Les emplois disponibles ?
Flics, matons, vigiles, armement et autres autres schtroumpferies, non merci ! Ces travaux comme d’autres sont parasites, nuisibles et même suicidaires. Nous ne voulons pas les prendre et encore moins les partager.

Nous avons d’autres choses à faire. De ces activités utiles, pour nous, pour tous, que l’État, les patrons ne songent pas à rétribuer. Autre chose que des TUC de misère, pour tous ceux qui tentent de survivre hors des rapports salariaux. Autre chose à vivre que la prison comme menace permanente ! Une galère où croupissent et crèvent 110 000 d’entre nous chaque année. Autrement que coincés en famille ou mal logés face à des apparts hors de prix qui nous sont interdits.

Plus que ce revenu pour chacun, nous voulons aussi, et il faudra bien le donner du fric pour nos activités collectives : crèches sauvages, musique, vidéo, etc. .. ET toutes ces choses qui restent à imaginer, à concrétiser. Il nous faut nos propres lieux pour y inventer une vie que le travail est loin de permettre.
Notre socialisation particulière. Ces activités culturelle, sociales, productives, plus utiles que bien des emplois actuels, l’État doit en payer le prix

Revenu garanti : 2/3 du SMIC minimum pour tous

Pour une maison des précaires à Paris

Association des précaires
rue des 5 diamants, Paris (13e)

Tract diffusé à la manifestation des chômeurs du 30 mai 1985

Archives de l’université ouverte

On se propose de documenter quelques questions abordées à l’UO, en particulier ici celle des contre-conduites, de ce qui refuse d’être gouverné, et en l’espèce de publier le texte ci-dessus, issu d’un mouvement de chômeurs passé.

Des éléments de contexte

L’association des précaires de Paris éditait le journal CASH, où l’on trouve, en 1988, ce qui semble être la première occurrence du néologisme précariat, aujourd’hui en usage. Contrairement à ce que fait supposer le “2/3 du SMIC” qui précède, CASH défendait un revenu garanti au moins égal au SMIC mensuel et réussit à l’époque à fédérer sur cette base un grand nombre d’associations et collectifs locaux de chômeurs, qu’il soient ou non rattachés aux organisation nationales existantes (Syndicat des chômeurs, Fédération nationale des chômeurs).

Indiquer un tel plancher, qui s’appliquerait à qui est en âge de travailler sans être majeur, scolarisés compris, soit dès 16 ans, ces “2/3 du SMIC” visent à préserver à la fois l’hétérogénéité du mouvement en cours (certains supposés “réalistes” se refusent à réclamer le SMIC) et celle d’un mouvement potentiel que ce courant mouvementiste appelle de ses vœux.
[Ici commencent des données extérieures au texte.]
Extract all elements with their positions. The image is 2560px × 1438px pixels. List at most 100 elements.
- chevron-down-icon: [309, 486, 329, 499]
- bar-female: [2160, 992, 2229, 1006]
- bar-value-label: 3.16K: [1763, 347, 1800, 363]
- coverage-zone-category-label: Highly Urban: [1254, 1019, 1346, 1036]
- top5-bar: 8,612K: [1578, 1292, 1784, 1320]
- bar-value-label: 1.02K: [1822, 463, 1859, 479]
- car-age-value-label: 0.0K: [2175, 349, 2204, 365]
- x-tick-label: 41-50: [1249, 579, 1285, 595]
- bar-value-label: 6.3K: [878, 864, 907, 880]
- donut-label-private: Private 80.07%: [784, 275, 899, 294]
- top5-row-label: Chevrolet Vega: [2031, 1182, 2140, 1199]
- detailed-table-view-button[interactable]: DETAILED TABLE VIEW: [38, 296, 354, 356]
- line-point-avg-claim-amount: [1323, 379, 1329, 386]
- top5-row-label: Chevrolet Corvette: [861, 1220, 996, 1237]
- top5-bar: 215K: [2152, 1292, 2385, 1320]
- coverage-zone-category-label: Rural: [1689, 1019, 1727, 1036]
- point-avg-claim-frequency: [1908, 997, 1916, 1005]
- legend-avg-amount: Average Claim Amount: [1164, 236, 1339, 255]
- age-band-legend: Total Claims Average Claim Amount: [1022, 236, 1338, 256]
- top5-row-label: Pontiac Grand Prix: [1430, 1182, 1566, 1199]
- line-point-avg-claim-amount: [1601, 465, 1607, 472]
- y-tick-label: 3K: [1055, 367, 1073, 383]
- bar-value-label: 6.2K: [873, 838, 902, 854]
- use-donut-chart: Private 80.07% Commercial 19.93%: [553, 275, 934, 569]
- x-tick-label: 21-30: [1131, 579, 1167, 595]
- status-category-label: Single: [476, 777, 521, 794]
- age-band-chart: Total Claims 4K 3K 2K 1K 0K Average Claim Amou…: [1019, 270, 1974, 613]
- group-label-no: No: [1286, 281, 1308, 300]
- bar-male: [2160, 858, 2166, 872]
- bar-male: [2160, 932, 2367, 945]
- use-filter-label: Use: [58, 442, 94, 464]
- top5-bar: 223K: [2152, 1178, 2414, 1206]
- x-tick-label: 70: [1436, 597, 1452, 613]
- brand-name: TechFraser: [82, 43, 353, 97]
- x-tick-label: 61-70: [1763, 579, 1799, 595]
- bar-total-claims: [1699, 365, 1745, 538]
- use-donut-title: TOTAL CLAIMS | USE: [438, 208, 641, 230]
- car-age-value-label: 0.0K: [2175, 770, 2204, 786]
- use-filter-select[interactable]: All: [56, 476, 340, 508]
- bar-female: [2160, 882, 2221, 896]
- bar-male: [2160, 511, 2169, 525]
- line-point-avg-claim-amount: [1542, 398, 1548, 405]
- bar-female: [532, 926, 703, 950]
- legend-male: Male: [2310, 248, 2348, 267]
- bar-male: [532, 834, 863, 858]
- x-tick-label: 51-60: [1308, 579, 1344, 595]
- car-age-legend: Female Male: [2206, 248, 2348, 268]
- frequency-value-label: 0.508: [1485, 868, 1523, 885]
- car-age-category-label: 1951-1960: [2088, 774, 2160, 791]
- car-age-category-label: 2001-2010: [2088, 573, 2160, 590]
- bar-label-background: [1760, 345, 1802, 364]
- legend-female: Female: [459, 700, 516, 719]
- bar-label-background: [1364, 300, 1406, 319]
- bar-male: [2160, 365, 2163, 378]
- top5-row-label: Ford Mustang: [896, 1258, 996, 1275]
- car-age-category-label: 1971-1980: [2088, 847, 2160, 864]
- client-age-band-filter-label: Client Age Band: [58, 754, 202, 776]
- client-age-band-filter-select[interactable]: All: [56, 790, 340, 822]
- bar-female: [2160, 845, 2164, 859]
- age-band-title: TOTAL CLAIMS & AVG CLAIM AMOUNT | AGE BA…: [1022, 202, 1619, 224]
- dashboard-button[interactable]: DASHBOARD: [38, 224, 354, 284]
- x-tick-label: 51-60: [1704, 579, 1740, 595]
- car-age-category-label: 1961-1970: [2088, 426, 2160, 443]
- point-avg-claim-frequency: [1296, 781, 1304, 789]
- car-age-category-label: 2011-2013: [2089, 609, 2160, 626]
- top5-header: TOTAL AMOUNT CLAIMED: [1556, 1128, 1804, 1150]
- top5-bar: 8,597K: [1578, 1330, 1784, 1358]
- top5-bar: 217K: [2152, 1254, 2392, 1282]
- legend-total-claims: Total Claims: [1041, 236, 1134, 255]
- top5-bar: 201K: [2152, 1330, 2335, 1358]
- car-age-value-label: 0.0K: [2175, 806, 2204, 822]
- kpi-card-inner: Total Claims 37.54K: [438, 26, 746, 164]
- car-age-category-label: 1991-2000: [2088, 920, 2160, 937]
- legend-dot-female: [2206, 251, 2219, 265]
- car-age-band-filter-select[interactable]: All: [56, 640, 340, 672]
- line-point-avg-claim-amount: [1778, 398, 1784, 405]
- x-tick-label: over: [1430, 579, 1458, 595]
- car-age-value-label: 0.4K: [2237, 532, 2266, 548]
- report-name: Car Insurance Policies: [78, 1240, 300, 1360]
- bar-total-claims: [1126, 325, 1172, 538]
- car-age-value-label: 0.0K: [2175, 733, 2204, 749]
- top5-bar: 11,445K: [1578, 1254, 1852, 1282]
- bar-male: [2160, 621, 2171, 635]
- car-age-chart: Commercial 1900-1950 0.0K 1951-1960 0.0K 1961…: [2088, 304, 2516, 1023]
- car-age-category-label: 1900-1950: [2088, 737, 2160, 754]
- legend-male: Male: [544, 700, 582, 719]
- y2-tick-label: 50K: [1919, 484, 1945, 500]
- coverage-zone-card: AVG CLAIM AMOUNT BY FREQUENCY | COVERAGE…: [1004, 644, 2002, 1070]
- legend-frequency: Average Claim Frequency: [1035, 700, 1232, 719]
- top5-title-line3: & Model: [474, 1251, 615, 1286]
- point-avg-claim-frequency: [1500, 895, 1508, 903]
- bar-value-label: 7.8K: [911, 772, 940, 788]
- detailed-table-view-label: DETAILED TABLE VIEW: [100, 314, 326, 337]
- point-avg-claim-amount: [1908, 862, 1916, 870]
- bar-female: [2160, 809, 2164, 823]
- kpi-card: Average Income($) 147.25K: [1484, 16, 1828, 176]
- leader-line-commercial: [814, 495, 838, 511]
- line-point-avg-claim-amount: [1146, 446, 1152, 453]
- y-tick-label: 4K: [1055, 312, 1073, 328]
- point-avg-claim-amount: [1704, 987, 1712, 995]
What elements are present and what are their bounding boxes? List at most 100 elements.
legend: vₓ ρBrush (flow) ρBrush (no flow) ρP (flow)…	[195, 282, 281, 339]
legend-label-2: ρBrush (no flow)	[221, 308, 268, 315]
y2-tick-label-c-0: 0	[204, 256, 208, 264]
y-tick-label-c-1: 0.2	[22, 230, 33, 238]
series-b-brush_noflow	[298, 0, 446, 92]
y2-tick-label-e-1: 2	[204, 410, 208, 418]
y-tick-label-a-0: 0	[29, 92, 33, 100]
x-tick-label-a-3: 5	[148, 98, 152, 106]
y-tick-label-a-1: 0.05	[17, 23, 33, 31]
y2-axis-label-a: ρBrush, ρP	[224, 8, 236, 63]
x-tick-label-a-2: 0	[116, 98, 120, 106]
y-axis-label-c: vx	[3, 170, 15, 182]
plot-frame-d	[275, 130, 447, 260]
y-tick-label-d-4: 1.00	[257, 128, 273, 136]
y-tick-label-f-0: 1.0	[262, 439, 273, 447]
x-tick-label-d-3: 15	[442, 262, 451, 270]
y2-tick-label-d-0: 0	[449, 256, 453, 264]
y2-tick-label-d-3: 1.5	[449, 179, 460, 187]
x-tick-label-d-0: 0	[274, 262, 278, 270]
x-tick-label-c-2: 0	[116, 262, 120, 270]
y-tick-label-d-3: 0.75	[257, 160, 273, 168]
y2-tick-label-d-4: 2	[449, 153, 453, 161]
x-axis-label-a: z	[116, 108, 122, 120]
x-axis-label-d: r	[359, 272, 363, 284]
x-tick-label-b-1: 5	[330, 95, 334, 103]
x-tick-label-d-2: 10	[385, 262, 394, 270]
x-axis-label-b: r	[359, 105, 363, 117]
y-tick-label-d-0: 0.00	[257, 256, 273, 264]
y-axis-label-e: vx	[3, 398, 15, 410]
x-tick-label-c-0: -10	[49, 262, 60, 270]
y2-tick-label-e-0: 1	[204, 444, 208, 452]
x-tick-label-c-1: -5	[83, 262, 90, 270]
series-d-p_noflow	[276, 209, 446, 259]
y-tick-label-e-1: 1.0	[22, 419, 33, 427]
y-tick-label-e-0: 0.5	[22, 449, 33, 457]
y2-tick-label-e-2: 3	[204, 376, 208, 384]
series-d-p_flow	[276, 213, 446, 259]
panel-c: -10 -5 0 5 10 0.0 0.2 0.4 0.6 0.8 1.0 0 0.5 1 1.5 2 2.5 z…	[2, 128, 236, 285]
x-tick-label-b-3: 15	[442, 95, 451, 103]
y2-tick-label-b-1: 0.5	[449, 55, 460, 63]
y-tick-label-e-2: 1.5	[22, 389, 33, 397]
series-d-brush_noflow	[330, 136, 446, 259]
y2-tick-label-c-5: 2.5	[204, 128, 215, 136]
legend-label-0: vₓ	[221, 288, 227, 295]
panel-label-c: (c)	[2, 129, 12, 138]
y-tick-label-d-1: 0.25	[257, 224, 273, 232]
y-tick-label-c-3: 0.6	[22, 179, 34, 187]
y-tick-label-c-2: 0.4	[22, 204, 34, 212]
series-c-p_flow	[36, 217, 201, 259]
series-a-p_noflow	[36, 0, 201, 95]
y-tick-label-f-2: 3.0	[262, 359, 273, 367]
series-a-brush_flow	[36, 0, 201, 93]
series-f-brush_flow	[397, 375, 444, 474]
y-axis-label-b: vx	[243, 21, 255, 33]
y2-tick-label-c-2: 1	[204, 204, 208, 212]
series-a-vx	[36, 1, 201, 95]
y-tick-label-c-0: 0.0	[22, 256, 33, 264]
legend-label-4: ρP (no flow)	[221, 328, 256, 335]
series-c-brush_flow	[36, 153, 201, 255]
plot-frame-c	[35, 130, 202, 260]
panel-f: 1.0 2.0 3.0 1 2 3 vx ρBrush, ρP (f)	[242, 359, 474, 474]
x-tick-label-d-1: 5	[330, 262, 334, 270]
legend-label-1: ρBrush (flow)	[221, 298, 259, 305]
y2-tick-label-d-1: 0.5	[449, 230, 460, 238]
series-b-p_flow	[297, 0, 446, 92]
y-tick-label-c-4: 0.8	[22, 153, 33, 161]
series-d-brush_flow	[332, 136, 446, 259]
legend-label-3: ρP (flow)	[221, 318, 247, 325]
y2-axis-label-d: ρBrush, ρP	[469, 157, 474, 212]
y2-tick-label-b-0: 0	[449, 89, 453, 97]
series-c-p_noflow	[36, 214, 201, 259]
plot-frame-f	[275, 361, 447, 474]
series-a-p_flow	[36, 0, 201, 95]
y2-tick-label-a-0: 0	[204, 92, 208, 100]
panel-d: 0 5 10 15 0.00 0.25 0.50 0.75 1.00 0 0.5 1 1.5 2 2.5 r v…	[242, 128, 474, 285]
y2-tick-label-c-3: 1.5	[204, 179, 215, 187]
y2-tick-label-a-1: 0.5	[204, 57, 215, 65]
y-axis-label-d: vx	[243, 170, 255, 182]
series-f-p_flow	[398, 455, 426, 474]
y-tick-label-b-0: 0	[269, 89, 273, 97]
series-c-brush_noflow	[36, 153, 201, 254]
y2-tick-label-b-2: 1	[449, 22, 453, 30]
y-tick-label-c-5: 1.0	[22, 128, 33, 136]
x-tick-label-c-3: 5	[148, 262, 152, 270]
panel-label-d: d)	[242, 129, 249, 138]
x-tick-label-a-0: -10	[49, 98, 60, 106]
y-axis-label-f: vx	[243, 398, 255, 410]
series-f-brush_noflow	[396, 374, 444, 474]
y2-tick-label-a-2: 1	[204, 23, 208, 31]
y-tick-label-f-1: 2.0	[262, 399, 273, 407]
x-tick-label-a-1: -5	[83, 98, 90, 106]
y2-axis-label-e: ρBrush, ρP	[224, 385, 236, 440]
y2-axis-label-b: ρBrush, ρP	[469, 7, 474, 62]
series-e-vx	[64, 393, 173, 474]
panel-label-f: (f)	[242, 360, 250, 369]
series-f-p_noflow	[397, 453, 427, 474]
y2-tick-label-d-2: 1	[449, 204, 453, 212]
Ce mot d’ordre permet en outre de garder ouvert le débat sur les définitions du travail productif (de valeur) et de l’égalité (des salaires). Cette prise en compte théorique des 16 à 18 ans n’avait déjà alors rien de naturel et devra sans cesse être rappelée, y compris au sein de mouvements qui eux-aussi tendaient à refouler/négliger “l’entrée dans la vie active”.
Il s’agit de refuser un “gommage biographique” qui sépare chacun de sa propre expérience, gommage qui renforce le mécanisme de demande d’intégration dans l’emploi (une des expressions du présentéisme).

C’était peu après l’accession de la gauche au gouvernement. Près d’une décennie après le “Plan Barre” de 1976 qui avait institué les stages du même nom, prototypes d’une “insertion” contrainte et sous payée dont bien des variantes seront par la suite mises en œuvre à une échelle de masse et par delà “les jeunes” eux-mêmes (TUC, SIVP, CES, CAE, CUI, etc.). Les sociologues finissaient par débattre de “segmentation du marché du travail”. Depuis 12 ans, “la crise” était l’occasion d’une restructuration de longue durée de la production (fermetures de mines, ports, usines sidérurgiques, développement de l’intérim et multiplication des CDD).

Ces mouvements de chômeurs et précaires se regroupaient autour de la revendication d’un revenu garanti. D’être énoncée en tant que besoin de conquérir des “supports sociaux” (comme les nomme Robert Castel), de disposer d’une base matérielle afin d’être en mesure de résister à l’exploitation et au commandement capitalistes (emploi/entreprise/salaire) et comme moyen d’expérimenter et de développer des formes d’activités libres, cette revendication comportait une dimension offensive.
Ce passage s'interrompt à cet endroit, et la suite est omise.